O antropólogo brasileiro Roberto da Matta também se refere ao fato de os mortos serem colocados em caixões acolchoados de cetim que lembram uma cama confortável: “O que seria tudo isto, senão um modo radical de livrar-se do morto, transformando-o em alguém que realmente dá a impressão de repousar?”
Por que será que o homem contemporâneo escamoteia assim a morte? Talvez porque a dificuldade que ele sente para lidar com a morte esteja relacionada com a sua incapacidade para lidar com a vida.
O homem urbano, individualista, massacrado pelo sistema de produção, obrigado a desempenhar funções que não escolheu e num ritmo que na é o seu, acha-se muito distante daquilo que poderíamos considerar uma boa qualidade de vida. Independentemente do progresso técnico atingido, são altos os níveis alienação humana no trabalho, no consumo, no lazer.

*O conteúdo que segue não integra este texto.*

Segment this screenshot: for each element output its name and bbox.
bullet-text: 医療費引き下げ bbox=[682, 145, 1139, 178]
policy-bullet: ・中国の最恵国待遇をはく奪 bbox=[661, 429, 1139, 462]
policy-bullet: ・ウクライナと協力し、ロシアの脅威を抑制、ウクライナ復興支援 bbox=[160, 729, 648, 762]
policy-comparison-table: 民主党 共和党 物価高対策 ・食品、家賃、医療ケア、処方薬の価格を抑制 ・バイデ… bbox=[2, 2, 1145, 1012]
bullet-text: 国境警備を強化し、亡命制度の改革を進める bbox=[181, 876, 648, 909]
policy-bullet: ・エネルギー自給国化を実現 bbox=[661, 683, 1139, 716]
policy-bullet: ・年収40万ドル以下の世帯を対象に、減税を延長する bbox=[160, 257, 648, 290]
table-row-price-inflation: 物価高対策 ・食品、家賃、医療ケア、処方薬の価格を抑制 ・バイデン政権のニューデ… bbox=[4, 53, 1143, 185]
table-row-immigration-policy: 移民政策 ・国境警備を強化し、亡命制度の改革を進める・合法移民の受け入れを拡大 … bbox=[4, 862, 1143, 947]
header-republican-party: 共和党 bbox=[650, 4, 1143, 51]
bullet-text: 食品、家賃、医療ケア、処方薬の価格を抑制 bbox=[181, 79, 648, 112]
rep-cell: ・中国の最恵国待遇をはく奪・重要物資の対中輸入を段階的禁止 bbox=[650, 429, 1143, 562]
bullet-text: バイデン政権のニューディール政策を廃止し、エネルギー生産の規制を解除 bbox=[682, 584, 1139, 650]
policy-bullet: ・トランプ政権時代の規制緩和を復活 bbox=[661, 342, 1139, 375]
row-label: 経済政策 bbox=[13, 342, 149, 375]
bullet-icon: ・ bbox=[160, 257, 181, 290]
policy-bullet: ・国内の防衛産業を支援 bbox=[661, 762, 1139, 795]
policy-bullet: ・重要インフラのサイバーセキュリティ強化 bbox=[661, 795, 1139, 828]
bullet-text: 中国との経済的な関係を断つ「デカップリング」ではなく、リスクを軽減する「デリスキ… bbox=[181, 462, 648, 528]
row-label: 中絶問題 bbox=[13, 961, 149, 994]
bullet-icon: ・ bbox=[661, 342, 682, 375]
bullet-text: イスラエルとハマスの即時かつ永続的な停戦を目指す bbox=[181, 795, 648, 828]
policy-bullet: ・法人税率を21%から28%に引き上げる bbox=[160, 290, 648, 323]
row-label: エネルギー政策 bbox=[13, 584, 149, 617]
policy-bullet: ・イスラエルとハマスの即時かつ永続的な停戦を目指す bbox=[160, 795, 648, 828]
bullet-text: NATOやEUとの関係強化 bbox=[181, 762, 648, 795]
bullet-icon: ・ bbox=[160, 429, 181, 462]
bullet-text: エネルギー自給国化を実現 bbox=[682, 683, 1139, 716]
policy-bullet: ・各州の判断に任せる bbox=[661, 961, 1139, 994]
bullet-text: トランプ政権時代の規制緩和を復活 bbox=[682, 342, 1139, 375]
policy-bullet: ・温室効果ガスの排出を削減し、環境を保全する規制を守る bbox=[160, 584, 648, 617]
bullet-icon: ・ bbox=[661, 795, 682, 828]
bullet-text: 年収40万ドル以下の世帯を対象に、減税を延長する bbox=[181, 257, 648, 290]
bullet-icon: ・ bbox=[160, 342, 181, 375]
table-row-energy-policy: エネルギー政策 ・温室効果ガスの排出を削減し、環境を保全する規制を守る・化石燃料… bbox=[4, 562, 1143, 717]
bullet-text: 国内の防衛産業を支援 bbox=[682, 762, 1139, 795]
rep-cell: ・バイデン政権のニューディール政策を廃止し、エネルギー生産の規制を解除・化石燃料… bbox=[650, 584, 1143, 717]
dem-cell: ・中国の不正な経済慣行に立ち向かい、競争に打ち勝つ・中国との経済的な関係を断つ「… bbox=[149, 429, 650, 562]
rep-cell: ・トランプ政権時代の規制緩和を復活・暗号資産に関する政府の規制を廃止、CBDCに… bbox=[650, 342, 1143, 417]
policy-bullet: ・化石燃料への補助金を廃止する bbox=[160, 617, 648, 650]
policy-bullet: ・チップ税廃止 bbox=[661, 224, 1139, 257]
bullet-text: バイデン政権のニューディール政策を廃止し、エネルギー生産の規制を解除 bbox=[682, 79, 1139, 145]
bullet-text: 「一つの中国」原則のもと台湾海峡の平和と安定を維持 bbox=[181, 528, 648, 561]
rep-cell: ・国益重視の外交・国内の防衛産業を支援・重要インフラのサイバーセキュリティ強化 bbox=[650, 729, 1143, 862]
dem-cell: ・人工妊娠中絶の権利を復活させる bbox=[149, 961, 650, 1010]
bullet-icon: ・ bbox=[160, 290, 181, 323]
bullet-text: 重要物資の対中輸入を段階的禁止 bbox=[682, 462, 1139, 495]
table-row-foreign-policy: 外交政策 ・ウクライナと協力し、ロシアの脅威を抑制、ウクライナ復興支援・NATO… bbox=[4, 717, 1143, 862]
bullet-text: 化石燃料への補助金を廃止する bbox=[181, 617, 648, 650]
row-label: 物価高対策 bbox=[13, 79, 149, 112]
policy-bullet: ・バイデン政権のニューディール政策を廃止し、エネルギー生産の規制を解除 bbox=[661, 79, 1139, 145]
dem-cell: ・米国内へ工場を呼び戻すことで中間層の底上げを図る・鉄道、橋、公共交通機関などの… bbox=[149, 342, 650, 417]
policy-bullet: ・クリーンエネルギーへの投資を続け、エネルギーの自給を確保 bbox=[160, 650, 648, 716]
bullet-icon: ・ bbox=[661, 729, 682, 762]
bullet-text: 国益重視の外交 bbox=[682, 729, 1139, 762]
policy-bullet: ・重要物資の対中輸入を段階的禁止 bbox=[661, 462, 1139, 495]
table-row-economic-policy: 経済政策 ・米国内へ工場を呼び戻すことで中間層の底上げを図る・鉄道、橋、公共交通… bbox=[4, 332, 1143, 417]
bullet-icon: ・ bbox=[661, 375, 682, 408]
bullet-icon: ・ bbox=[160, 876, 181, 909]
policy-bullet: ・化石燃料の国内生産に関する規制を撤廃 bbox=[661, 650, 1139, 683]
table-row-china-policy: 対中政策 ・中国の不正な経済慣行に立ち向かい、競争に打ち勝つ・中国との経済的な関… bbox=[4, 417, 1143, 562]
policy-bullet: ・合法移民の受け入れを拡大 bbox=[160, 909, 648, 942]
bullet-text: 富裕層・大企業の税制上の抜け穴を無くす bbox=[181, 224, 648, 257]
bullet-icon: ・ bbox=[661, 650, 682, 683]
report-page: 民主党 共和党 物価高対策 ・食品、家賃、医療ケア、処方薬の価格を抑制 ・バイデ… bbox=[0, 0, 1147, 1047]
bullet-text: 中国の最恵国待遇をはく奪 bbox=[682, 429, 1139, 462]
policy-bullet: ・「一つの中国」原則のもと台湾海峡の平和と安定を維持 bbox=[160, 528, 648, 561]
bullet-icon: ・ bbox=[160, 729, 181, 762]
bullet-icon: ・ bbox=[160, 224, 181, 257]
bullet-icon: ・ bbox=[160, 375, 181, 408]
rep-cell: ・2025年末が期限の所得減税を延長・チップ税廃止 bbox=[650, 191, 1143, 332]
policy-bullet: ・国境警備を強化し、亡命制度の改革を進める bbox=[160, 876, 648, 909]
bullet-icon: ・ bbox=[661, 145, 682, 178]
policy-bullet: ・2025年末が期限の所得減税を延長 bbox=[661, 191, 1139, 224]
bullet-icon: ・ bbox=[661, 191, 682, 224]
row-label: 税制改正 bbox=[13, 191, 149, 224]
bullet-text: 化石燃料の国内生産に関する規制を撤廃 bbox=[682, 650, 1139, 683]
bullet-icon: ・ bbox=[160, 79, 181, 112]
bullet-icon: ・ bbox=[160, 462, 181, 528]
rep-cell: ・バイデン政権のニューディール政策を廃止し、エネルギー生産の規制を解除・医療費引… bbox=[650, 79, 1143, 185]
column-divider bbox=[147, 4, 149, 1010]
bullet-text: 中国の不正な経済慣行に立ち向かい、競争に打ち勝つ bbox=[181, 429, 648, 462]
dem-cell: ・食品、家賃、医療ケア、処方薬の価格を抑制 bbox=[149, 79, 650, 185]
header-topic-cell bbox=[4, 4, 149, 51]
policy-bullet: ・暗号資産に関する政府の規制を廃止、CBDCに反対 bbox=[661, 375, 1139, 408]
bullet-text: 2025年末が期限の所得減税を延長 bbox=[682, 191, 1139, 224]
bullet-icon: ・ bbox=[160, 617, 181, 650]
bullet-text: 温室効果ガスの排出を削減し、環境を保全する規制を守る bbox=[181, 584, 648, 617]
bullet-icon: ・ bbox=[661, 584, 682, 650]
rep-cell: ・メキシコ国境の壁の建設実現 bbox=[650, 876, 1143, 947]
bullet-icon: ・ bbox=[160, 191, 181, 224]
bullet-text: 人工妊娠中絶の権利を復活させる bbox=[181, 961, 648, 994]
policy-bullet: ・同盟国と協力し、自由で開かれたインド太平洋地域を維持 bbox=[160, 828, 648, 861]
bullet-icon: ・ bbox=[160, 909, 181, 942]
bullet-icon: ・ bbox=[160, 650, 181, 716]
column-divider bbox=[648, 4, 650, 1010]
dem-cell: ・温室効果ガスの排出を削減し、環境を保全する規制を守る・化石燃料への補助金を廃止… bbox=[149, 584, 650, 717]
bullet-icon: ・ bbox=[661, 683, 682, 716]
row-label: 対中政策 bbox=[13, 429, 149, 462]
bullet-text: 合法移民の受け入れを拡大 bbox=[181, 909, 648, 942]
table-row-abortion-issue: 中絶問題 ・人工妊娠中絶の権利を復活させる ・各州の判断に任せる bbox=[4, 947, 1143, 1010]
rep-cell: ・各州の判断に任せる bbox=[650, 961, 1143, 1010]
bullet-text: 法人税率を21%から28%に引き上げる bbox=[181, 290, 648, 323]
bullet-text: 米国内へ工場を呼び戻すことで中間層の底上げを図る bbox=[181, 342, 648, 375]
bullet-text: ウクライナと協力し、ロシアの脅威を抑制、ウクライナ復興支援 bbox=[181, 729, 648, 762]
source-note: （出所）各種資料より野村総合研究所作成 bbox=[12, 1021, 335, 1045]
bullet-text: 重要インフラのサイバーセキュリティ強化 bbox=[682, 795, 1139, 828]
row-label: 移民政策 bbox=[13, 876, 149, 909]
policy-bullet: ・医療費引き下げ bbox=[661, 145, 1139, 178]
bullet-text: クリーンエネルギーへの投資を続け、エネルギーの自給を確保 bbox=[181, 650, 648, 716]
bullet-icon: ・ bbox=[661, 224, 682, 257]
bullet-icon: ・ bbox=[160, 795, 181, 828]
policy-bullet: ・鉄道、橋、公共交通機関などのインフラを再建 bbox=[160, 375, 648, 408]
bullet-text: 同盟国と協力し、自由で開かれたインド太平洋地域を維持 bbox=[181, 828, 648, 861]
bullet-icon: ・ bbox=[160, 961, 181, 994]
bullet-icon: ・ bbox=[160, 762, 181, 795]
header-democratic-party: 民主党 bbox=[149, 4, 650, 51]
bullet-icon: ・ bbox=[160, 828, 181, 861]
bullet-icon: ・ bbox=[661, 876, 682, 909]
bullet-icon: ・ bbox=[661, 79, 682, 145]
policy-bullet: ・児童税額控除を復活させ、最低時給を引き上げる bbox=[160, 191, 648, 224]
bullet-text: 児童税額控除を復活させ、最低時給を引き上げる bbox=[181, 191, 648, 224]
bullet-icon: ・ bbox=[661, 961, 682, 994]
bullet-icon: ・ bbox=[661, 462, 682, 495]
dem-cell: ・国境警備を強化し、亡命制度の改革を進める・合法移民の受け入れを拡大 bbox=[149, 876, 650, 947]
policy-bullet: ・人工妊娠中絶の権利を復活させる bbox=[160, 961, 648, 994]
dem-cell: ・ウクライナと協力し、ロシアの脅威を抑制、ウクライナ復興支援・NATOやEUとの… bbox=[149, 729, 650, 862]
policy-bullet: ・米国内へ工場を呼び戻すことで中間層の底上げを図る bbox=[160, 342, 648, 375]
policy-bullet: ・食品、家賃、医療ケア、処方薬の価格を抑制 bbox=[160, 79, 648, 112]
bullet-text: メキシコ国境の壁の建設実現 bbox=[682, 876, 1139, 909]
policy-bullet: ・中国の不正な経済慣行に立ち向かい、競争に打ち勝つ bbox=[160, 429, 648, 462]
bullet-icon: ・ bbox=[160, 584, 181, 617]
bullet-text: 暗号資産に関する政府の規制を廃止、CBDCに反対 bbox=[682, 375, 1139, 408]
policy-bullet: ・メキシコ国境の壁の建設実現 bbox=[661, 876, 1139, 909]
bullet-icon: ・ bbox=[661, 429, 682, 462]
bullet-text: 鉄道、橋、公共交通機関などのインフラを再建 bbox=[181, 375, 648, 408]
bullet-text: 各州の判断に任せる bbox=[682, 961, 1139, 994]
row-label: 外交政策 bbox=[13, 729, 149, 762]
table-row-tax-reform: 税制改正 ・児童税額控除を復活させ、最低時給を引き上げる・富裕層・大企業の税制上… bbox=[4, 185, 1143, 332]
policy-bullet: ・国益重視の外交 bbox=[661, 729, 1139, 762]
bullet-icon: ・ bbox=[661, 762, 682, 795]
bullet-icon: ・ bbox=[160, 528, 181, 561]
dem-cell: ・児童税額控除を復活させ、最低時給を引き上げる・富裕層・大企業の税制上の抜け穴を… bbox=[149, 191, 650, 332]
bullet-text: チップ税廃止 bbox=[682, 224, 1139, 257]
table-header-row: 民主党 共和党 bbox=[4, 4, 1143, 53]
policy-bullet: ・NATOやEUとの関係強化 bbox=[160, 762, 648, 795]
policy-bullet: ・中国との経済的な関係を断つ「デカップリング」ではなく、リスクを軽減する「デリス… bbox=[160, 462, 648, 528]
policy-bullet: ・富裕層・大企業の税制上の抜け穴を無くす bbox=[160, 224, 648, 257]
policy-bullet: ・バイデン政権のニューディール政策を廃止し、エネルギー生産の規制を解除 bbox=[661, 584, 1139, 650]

Mais ainda, a insensibilidade com relação à morte individual tem paralelo com a inconsciência referente ao destino do planeta. Pela primeira vez na história da humanidade a morte ultrapassa a dimensão do indivíduo e ameaça a sobrevivência de todos.
Por isso, é preciso resgatar, no mundo atual, a consciência da morte, o que não deve ser entendido como preocupação mórbida, doentia do homem que vive obcecado pela morte inevitável. Tal atitude seria pessimista e paralisante. Ao contrário, ao reconhecer a finitude da vida, reavaliamos nosso comportamento e escolhas, e podemos proceder a uma diferente priorização de valores.
Por exemplo, se tomamos como valores absolutos o acúmulo de bens, a fama e o poder, a reflexão sobre a mortalidade torna ridículos esses anseios, privilegiando outros valores que nos dão maior dignidade. Essa mesma reflexão, no nível planetário, nos ajuda a questionar os falsos objetivos do progresso a qualquer custo.
A consciência da morte nos ajuda a questionar não só se nossa vida é autêntica ou inautêntica, mas também se faz sentido o destino que os povos legaram para seus herdeiros.
Preparem-se! Esta é a primeira de muitas matérias que vou postar aqui que falam sobre morte e assuntos similares!
Myrcea (esteja você onde estiver!), Elias, Hela, Manu, Lili, Frauen Elza und Elizete, Minhoca e Leandro – essa postagem é pra vocês!